The owner of the hog, one John Dye, claimed its value, bringing the action in ‘trespass to goods’. This was successful (£4 being awarded), the Court acknowledging the action of the defendants in touching and beating the hog was indeed a trespass to that property.

It is this ancient law – dating from the 1400s- which has now been dusted down and is the centre of a bitter dispute between Intel (the world’s biggest microchip maker, market capitalisation $100bn) and a former Intel engineer over thousands of e-mails sent by him to Intel’s employees worldwide. The case is being watched with alarm and confusion by the e-commerce community: Intel’s claim is that an unsolicited email landing on one’s desktop is a trespass to goods, and if so then huge amounts of email traffic could potentially be unlawful – precipitating the virtual end of much of the new forms of direct marketing.

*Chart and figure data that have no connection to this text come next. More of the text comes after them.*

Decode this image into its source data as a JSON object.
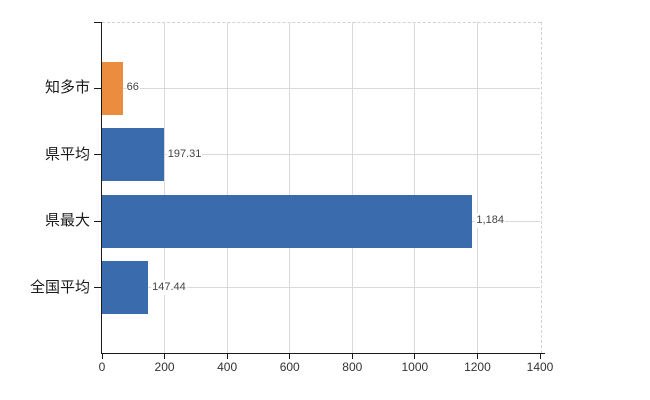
{
  "chart_data": {
    "type": "bar",
    "orientation": "horizontal",
    "title": "",
    "legend": "none",
    "grid": "on",
    "categories": [
      "知多市",
      "県平均",
      "県最大",
      "全国平均"
    ],
    "values": [
      66,
      197.31,
      1184,
      147.44
    ],
    "value_labels": [
      "66",
      "197.31",
      "1,184",
      "147.44"
    ],
    "bar_colors": [
      "#EC8C3E",
      "#3A6BAD",
      "#3A6BAD",
      "#3A6BAD"
    ],
    "xlim": [
      0,
      1400
    ],
    "x_ticks": [
      "0",
      "200",
      "400",
      "600",
      "800",
      "1000",
      "1200",
      "1400"
    ],
    "x_tick_values": [
      0,
      200,
      400,
      600,
      800,
      1000,
      1200,
      1400
    ]
  },
  "colors": {
    "bar_highlight_orange": "#EC8C3E",
    "bar_blue": "#3A6BAD",
    "gridline": "#D9D9D9",
    "plot_border_dashed": "#D2D2D2",
    "axis": "#1A1A1A",
    "value_label_text": "#444444",
    "tick_label_text": "#333333",
    "category_label_text": "#1A1A1A",
    "background": "#FFFFFF"
  }
}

The case is already being heralded as one of the most significant ever for the nascent law of the Internet and could have wide-ranging and damaging consequences far beyond its California State boundaries.

Ken Hamidi, the claimant, is a former officer in the Imperial Iranian Air Force who moved to California in 1978 seeking as he proclaims ‘freedom and prosperity’. He was employed at Intel between 1986 and 1995 as an engineer but was then dismissed.

Refusing to let his grievance rest, he sent on six different occasions over 30,000 e-mails to Intel employees alleging what he believes are discriminatory employment practices and mistreatment of workers. Intel’s reaction has been to obtain an injunction preventing any further delivery of e-mails on or through its e-mail system, alleging that they are a trespass to chattels. The receipt of an unwanted email, it says, is unauthorised interference with property (its intranet) and time spent in deleting it – however small – is a form of damage.

The response from Hamidi is that this is simply an artificial mechanism to silence him; he has a right to free speech which is being interfered with and so the case has become a cause celebre to be heard in the California Supreme Court. Barred from sending further e-mails under the preliminary injunction, Hamidi has now taken to delivering messages (on floppy disk) by horseback on his grey horse (‘Pontyum IV’) following an old mail route to Intel’s headquarters in Santa Clara.

Trespass to chattels or goods is one of the backwaters of civil law used historically in relation to dogs which run after deer in parks, chasing bulls and, more recently, by a hotel group to recover monies from people who have slept in their beds without paying.

In the US, this archaic tort has been taken up as a desperate attempt to fashion an anti-spamming law. Claims have already been successful at District Court level across the USA: CompuServe secured judgment against Cyber Promotions for their relentless use of the ISP for its bulk e-mail. And AOL, too, have utilised a trespass claim against LCGM, a Michigan based company which had sent approximately 92 million separate e-mails promoting pornography sites. Similar claims have also been brought in Canada, New Zealand and Australia.

Although this cause of action might be seen to be an heroic attempt to utilise an old law for what has become a novel but worrying phenomenon, it is a blunt instrument to counter spamming which remains (despite data protection legislation) a significant problem. If Intel’s assertions regarding trespass are accepted then, although bulk e-mailing and unsolicited fax advertisements might be blocked, there could well be a downside.

Major e-commerce retailers wishing to send product updates, corporations trying to prevent an overload of their systems by e-mail services, employees’ in-boxes of personal mail and even hyperlinks where viewers are directed onto other sites could all be in jeopardy of legal action. In practical terms, companies sending out promotions, newsletters and direct advertising by e-mail would have to obtain the consent not only of the individual but also their employer if the mail were directed to the employee’s business address.

Amicus briefs have been filed by numerous civil liberties groups and the Internet community, with teams of lawyers trawling over, once more, 500 years of old British and New World precedents.

But while Ken Hamidi follows the old pony express trail into Santa Clara, it is pleasant to reflect that pig farmers in Norfolk may have played their own part in fashioning the law of the Internet.

ROBIN FRY is an intellectual property partner at Beachcroft Wansbroughs.